New York

Do Ho Suh: Rubbing/Loving at Lehmann Maupin

Do Ho Suh’s Rubbing/Loving Project: 348 West 22nd Street, Apt. A, New York NY 10011, is a personal project of love and memory, but in the end it denies the viewer the access to the artist’s interiority that it seems to promise. Currently on display at the Chelsea outpost of Lehmann Maupin, the work records the artist’s former New York apartment through a series of painstakingly executed rubbings. By covering every surface of his apartment with sheets of tracing paper and rubbing it with blue colored pencil, Suh and his team meticulously documented the various textures and patterns of the floors, walls, and built-in appliances. The entire process is chronicled in a short film on the series, also on display in the gallery.

Do Ho Suh. Rubbing/Loving Project, 348 West 22nd Street, Apt. A, New York, NY 10011, 2013-14; installation view, Drawings, 2014. Courtesy of the artist and Lehmann Maupin, New York and Hong Kong. Photo: Elisabeth Bernstein.

Do Ho Suh. Rubbing/Loving Project, 348 West 22nd Street, Apt. A, New York, NY 10011, 2013-14; installation view, Drawings, 2014. Courtesy of the Artist and Lehmann Maupin, New York and Hong Kong. Photo: Elisabeth Bernstein.

The installation within the gallery space represents the original layout of the apartment; the floor rubbing is set on a plinth in the middle of the room, and the deconstructed rubbings of walls and appliances are tacked up on their corresponding walls by hundreds of red-tipped pins. The only element that conjures its true three-dimensionality is the rubbing of an exterior-facing wall. Recording two windows and an air conditioner, these drawings are mounted on the back of a plaster cast of the building’s exterior. Blocking the gallery’s entrance, this white monolith provides a point of transition from the colorful three-dimensional world outside the gallery to the flat, monochrome installation inside.

Do Ho Suh. Rubbing/Loving Project, 348 West 22nd Street, Apt. A, New York, NY 10011, 2013-14; installation view, Drawings, 2014. Courtesy of the artist and Lehmann Maupin, New York and Hong Kong. Photo: Elisabeth Bernstein.

Do Ho Suh. Rubbing/Loving Project, 348 West 22nd Street, Apt. A, New York, NY 10011, 2013-14; installation view, Drawings, 2014. Courtesy of the Artist and Lehmann Maupin, New York and Hong Kong. Photo: Elisabeth Bernstein.

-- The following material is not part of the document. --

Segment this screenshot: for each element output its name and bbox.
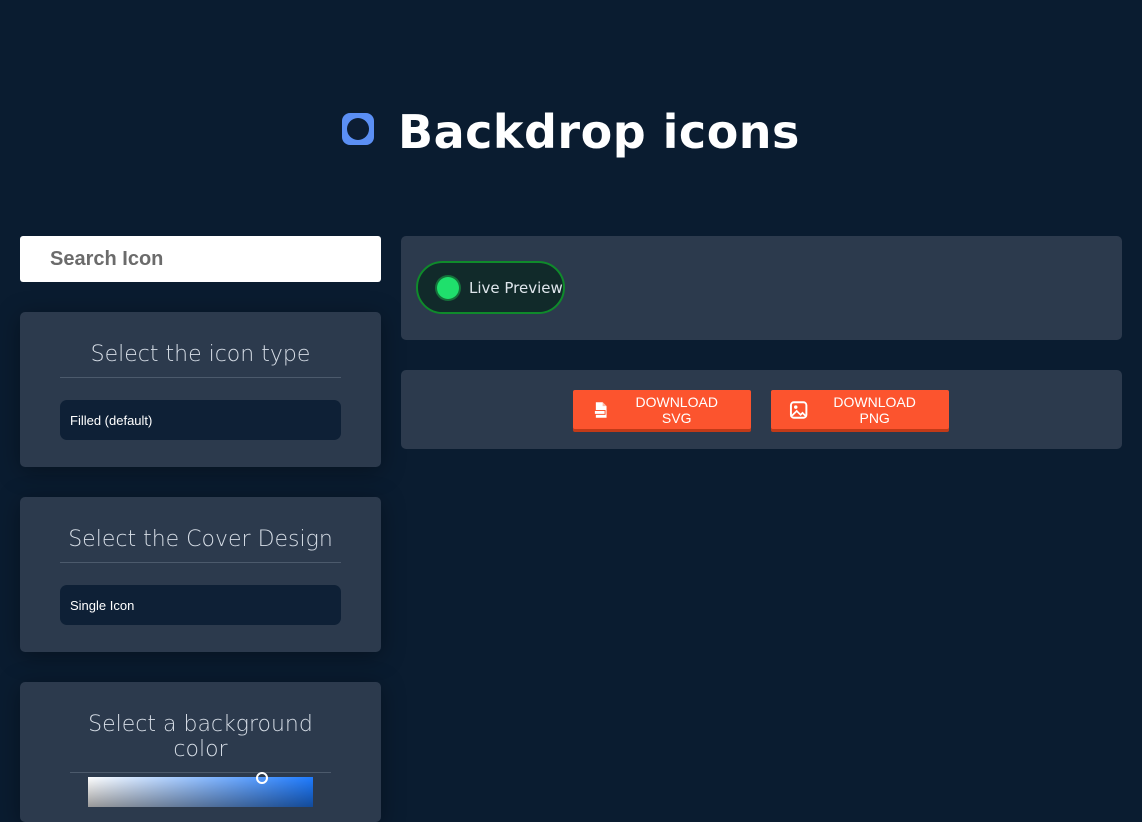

Despite the similarities to Suh’s previous work, in which he models architectural spaces in transparent fabric, the technique used to create Rubbing/Loving Project adds a new level of personal touch. To produce this work, Suh and his team had to physically handle every surface of the apartment, including those that were perhaps overlooked when the apartment was occupied, as if Suh was trying to commit every inch of his former apartment to memory. The result is a kind of skeleton of a place that must have once held many memories for the artist, and every part of it bears testimony to his touch. In an era in which social media and reality television has rendered public much of private life, Suh himself is allowing us to experience the most personal of spaces—his home.

Do Ho Suh. Rubbing/Loving Project, 348 West 22nd Street, Apt. A, New York, NY 10011, 2013-14; installation view, Drawings, 2014. Courtesy of the artist and Lehmann Maupin, New York and Hong Kong. Photo: Elisabeth Bernstein.

Do Ho Suh. Rubbing/Loving Project, 348 West 22nd Street, Apt. A, New York, NY 10011, 2013-14; installation view, Drawings, 2014. Courtesy of the Artist and Lehmann Maupin, New York and Hong Kong. Photo: Elisabeth Bernstein.

The physical touch of the artist is present in every stroke of colored pencil, yet the end result is more sterile than Suh’s previous work. Absent the diaphanous fabric that lends his more well-known works an otherworldly feeling of life and movement, the rubbings seem cartoonish, possessing the surreal feeling of a life-size architect’s blueprint. The room is lifeless, devoid of the trappings of human existence and reduced to its most basic physical elements. Viewers’ efforts to truly experience the personal space of the artist are thwarted, which is perhaps the point of Suh’s project. In committing the apartment to memory through this labor of love, he also manages to strip it of any meaning, both protecting it from and preparing it for consumption by a public with an insatiable appetite for glimpses of the private activities of established artists. Suh’s work allows the viewer to inhabit his apartment, but in doing so he denies the pleasure of a true glimpse into his life.

Do Ho Suh: Rubbing/Loving is on view at Lehmann Maupin through October 25, 2014.

Natasha Rosenblatt lives in New York City, where she is a Masters student in Columbia University’s Modern Art: Critical & Curatorial Studies program. Originally from Berkeley, California, she received her B.A. in Art History from Barnard College.